Oracle error 19505 returned by remote Oracle server

I was re-running an rman duplicate from active database today and got this error. I had assumed that the duplicate command would overwrite the files from the previous run. Instead it created new filenames and caused the ASM disk group to fill up.

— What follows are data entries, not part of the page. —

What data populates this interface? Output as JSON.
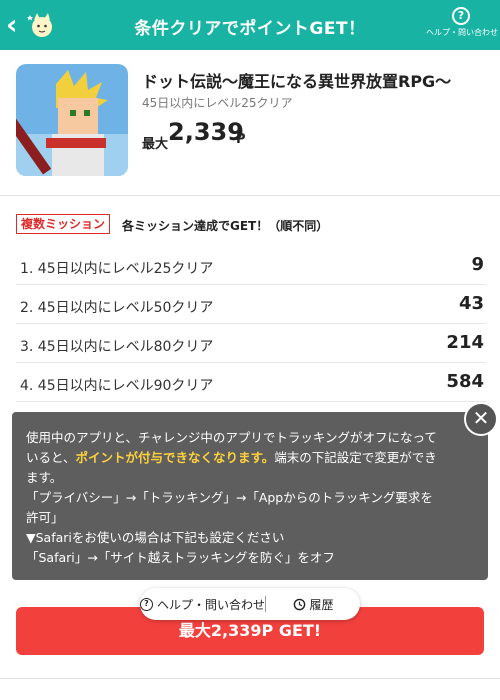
{
  "header": {
    "title": "条件クリアでポイントGET！",
    "back_icon": "back-chevron-icon",
    "mascot_icon": "cat-mascot-icon",
    "help_label": "ヘルプ・問い合わせ",
    "help_icon": "question-circle-icon"
  },
  "colors": {
    "header_bg": "#18b3a3",
    "accent_red": "#f2403d",
    "badge_red": "#e02a2a",
    "highlight_yellow": "#ffd23c"
  },
  "app": {
    "name": "ドット伝説〜魔王になる異世界放置RPG〜",
    "condition": "45日以内にレベル25クリア",
    "max_label": "最大",
    "max_points": "2,339",
    "unit": "P"
  },
  "missions": {
    "badge": "複数ミッション",
    "description": "各ミッション達成でGET！（順不同）",
    "items": [
      {
        "label": "1. 45日以内にレベル25クリア",
        "points": "9"
      },
      {
        "label": "2. 45日以内にレベル50クリア",
        "points": "43"
      },
      {
        "label": "3. 45日以内にレベル80クリア",
        "points": "214"
      },
      {
        "label": "4. 45日以内にレベル90クリア",
        "points": "584"
      }
    ]
  },
  "overlay": {
    "line1": "使用中のアプリと、チャレンジ中のアプリでトラッキングがオフになって",
    "line2_pre": "いると、",
    "line2_highlight": "ポイントが付与できなくなります。",
    "line2_post": "端末の下記設定で変更ができ",
    "line3": "ます。",
    "line4": "「プライバシー」→「トラッキング」→「Appからのトラッキング要求を",
    "line5": "許可」",
    "line6": "▼Safariをお使いの場合は下記も設定ください",
    "line7": "「Safari」→「サイト越えトラッキングを防ぐ」をオフ",
    "close_icon": "close-x-icon"
  },
  "pill": {
    "help_label": "ヘルプ・問い合わせ",
    "history_label": "履歴",
    "help_icon": "question-circle-icon",
    "history_icon": "clock-history-icon"
  },
  "get_button": {
    "label": "最大2,339P GET!"
  }
}
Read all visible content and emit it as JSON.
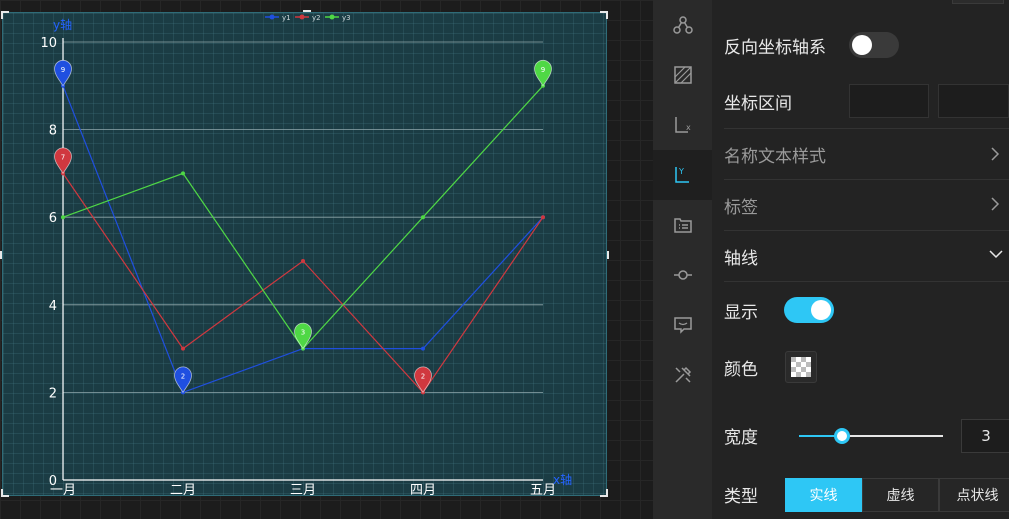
{
  "colors": {
    "accent": "#2ec7f5",
    "y1": "#1f4fe0",
    "y2": "#d0383f",
    "y3": "#4fd845",
    "axis_label": "#2463ff"
  },
  "chart_data": {
    "type": "line",
    "categories": [
      "一月",
      "二月",
      "三月",
      "四月",
      "五月"
    ],
    "series": [
      {
        "name": "y1",
        "values": [
          9,
          2,
          3,
          3,
          6
        ]
      },
      {
        "name": "y2",
        "values": [
          7,
          3,
          5,
          2,
          6
        ]
      },
      {
        "name": "y3",
        "values": [
          6,
          7,
          3,
          6,
          9
        ]
      }
    ],
    "markers": [
      {
        "series": "y1",
        "index": 0,
        "label": "9"
      },
      {
        "series": "y1",
        "index": 1,
        "label": "2"
      },
      {
        "series": "y2",
        "index": 0,
        "label": "7"
      },
      {
        "series": "y2",
        "index": 3,
        "label": "2"
      },
      {
        "series": "y3",
        "index": 2,
        "label": "3"
      },
      {
        "series": "y3",
        "index": 4,
        "label": "9"
      }
    ],
    "ylim": [
      0,
      10
    ],
    "yticks": [
      0,
      2,
      4,
      6,
      8,
      10
    ],
    "xlabel": "x轴",
    "ylabel": "y轴",
    "legend": "top-center",
    "grid": true
  },
  "rail": {
    "icons": [
      "nodes-icon",
      "pattern-icon",
      "x-axis-icon",
      "y-axis-icon",
      "list-icon",
      "line-node-icon",
      "tooltip-icon",
      "tools-icon"
    ],
    "active": 3,
    "x_axis_glyph": "x",
    "y_axis_glyph": "Y"
  },
  "panel": {
    "reverse_axis_label": "反向坐标轴系",
    "reverse_axis_on": false,
    "range_label": "坐标区间",
    "name_style_label": "名称文本样式",
    "tick_label_label": "标签",
    "axis_line_label": "轴线",
    "show_label": "显示",
    "show_on": true,
    "color_label": "颜色",
    "width_label": "宽度",
    "width_value": "3",
    "width_fraction": 0.3,
    "type_label": "类型",
    "type_options": [
      "实线",
      "虚线",
      "点状线"
    ],
    "type_selected": 0
  }
}
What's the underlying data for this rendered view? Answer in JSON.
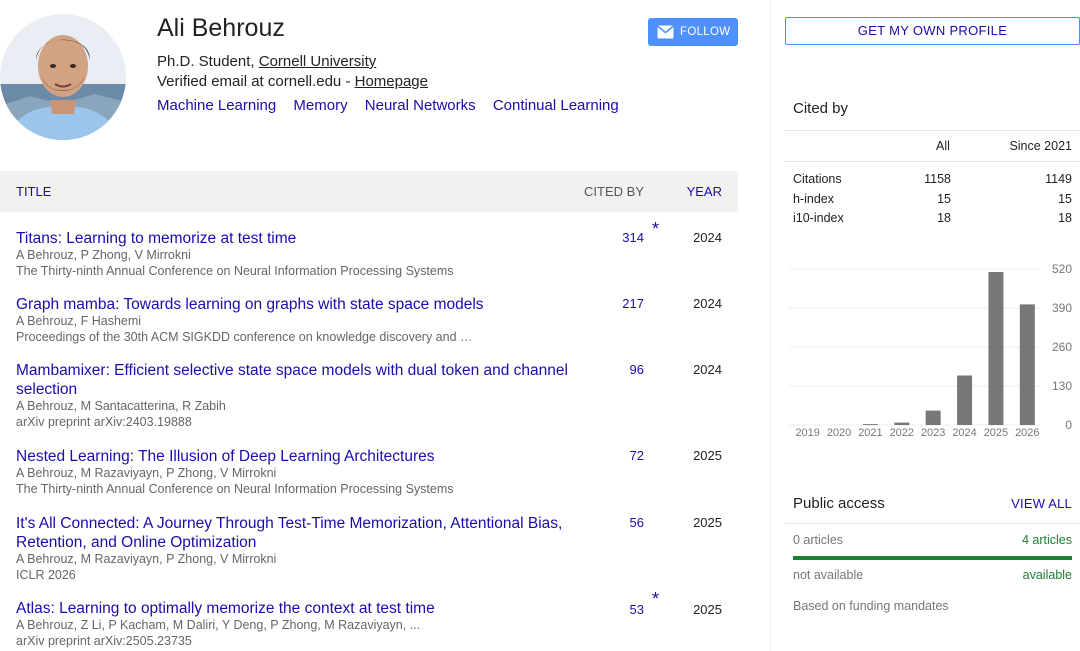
{
  "profile": {
    "name": "Ali Behrouz",
    "role": "Ph.D. Student, ",
    "institution": "Cornell University",
    "email_text": "Verified email at cornell.edu - ",
    "homepage": "Homepage",
    "interests": [
      "Machine Learning",
      "Memory",
      "Neural Networks",
      "Continual Learning"
    ],
    "follow_label": "FOLLOW"
  },
  "table": {
    "headers": {
      "title": "TITLE",
      "cited_by": "CITED BY",
      "year": "YEAR"
    },
    "rows": [
      {
        "title": "Titans: Learning to memorize at test time",
        "authors": "A Behrouz, P Zhong, V Mirrokni",
        "venue": "The Thirty-ninth Annual Conference on Neural Information Processing Systems",
        "cited_by": "314",
        "star": "*",
        "year": "2024"
      },
      {
        "title": "Graph mamba: Towards learning on graphs with state space models",
        "authors": "A Behrouz, F Hashemi",
        "venue": "Proceedings of the 30th ACM SIGKDD conference on knowledge discovery and …",
        "cited_by": "217",
        "star": "",
        "year": "2024"
      },
      {
        "title": "Mambamixer: Efficient selective state space models with dual token and channel selection",
        "authors": "A Behrouz, M Santacatterina, R Zabih",
        "venue": "arXiv preprint arXiv:2403.19888",
        "cited_by": "96",
        "star": "",
        "year": "2024"
      },
      {
        "title": "Nested Learning: The Illusion of Deep Learning Architectures",
        "authors": "A Behrouz, M Razaviyayn, P Zhong, V Mirrokni",
        "venue": "The Thirty-ninth Annual Conference on Neural Information Processing Systems",
        "cited_by": "72",
        "star": "",
        "year": "2025"
      },
      {
        "title": "It's All Connected: A Journey Through Test-Time Memorization, Attentional Bias, Retention, and Online Optimization",
        "authors": "A Behrouz, M Razaviyayn, P Zhong, V Mirrokni",
        "venue": "ICLR 2026",
        "cited_by": "56",
        "star": "",
        "year": "2025"
      },
      {
        "title": "Atlas: Learning to optimally memorize the context at test time",
        "authors": "A Behrouz, Z Li, P Kacham, M Daliri, Y Deng, P Zhong, M Razaviyayn, ...",
        "venue": "arXiv preprint arXiv:2505.23735",
        "cited_by": "53",
        "star": "*",
        "year": "2025"
      }
    ]
  },
  "sidebar": {
    "own_profile_label": "GET MY OWN PROFILE",
    "cited_by_title": "Cited by",
    "stats_headers": {
      "all": "All",
      "since": "Since 2021"
    },
    "stats": [
      {
        "label": "Citations",
        "all": "1158",
        "since": "1149"
      },
      {
        "label": "h-index",
        "all": "15",
        "since": "15"
      },
      {
        "label": "i10-index",
        "all": "18",
        "since": "18"
      }
    ],
    "public_access": {
      "title": "Public access",
      "view_all": "VIEW ALL",
      "not_available_count": "0 articles",
      "available_count": "4 articles",
      "not_available_label": "not available",
      "available_label": "available",
      "note": "Based on funding mandates",
      "available_color": "#1e7e34"
    }
  },
  "chart_data": {
    "type": "bar",
    "categories": [
      "2019",
      "2020",
      "2021",
      "2022",
      "2023",
      "2024",
      "2025",
      "2026"
    ],
    "values": [
      0,
      0,
      3,
      8,
      48,
      165,
      510,
      402
    ],
    "yticks": [
      0,
      130,
      260,
      390,
      520
    ],
    "ylim": [
      0,
      520
    ],
    "grid": true,
    "bar_color": "#777777"
  },
  "icons": {
    "follow": "mail-icon"
  },
  "colors": {
    "link": "#1a0dab",
    "follow_button": "#4d90fe"
  }
}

Here’s the rman message on the target system:

RMAN-00571: ===========================================================
RMAN-00569: =============== ERROR MESSAGE STACK FOLLOWS ===============
RMAN-00571: ===========================================================
RMAN-03002: failure of Duplicate Db command at 11/16/2010 10:08:27
RMAN-03015: error occurred in stored script Memory Script
RMAN-03009: failure of backup command on ORA_DISK_6 channel at 11/16/2010 10:00:25
ORA-17628: Oracle error 19505 returned by remote Oracle server

Here’s the alert log entry on the auxiliary system:

ORA-19505: failed to identify file "+data"
ORA-17502: ksfdcre:4 Failed to create file +data
ORA-15041: diskgroup "DATA" space exhausted

The target (source) is on ASM using OMF (Oracle Managed Files). The auxiliary (destination) is also using ASM and OMF. I looked through the rman log and found a lot of set newname commands like this:

executing command: SET NEWNAME

No filename is specified so it makes up new filenames, which are different from the previous run. So that’s why I ran out of space.

I used asmcmd to remove all of the files and reclaim the space.

Easy fix, but initially confusing.

ORA-38794: Flashback target time not in current incarnation

I got this error this morning when I attempted to flashback a standby database to an earlier time.

 flashback database to timestamp
   to_timestamp(’05/01/10 04:00:00′, ‘MM/DD/YY HH24:MI:SS’)
SQL> /
flashback database to timestamp
*
ERROR at line 1:
ORA-38794: Flashback target time not in current incarnation

This is Bug 6843554 – ORA-38794 during Flashback Database on Standby previously activated with Restore Point [ID 6843554.8]. It’s fixed in 11.2 but we are on 11.1.0.7. It’s caused by “orphaned incarnations” which you can see using this query:
select * from v$database_incarnation;

There is an easy work-around, flash back to the scn.
 flashback database to scn 44062315534;

Also, flashback database does a recovery so it needs the archived redo log from before the scn. We had to restore that from tape because it had already been backed up and deleted by RMAN.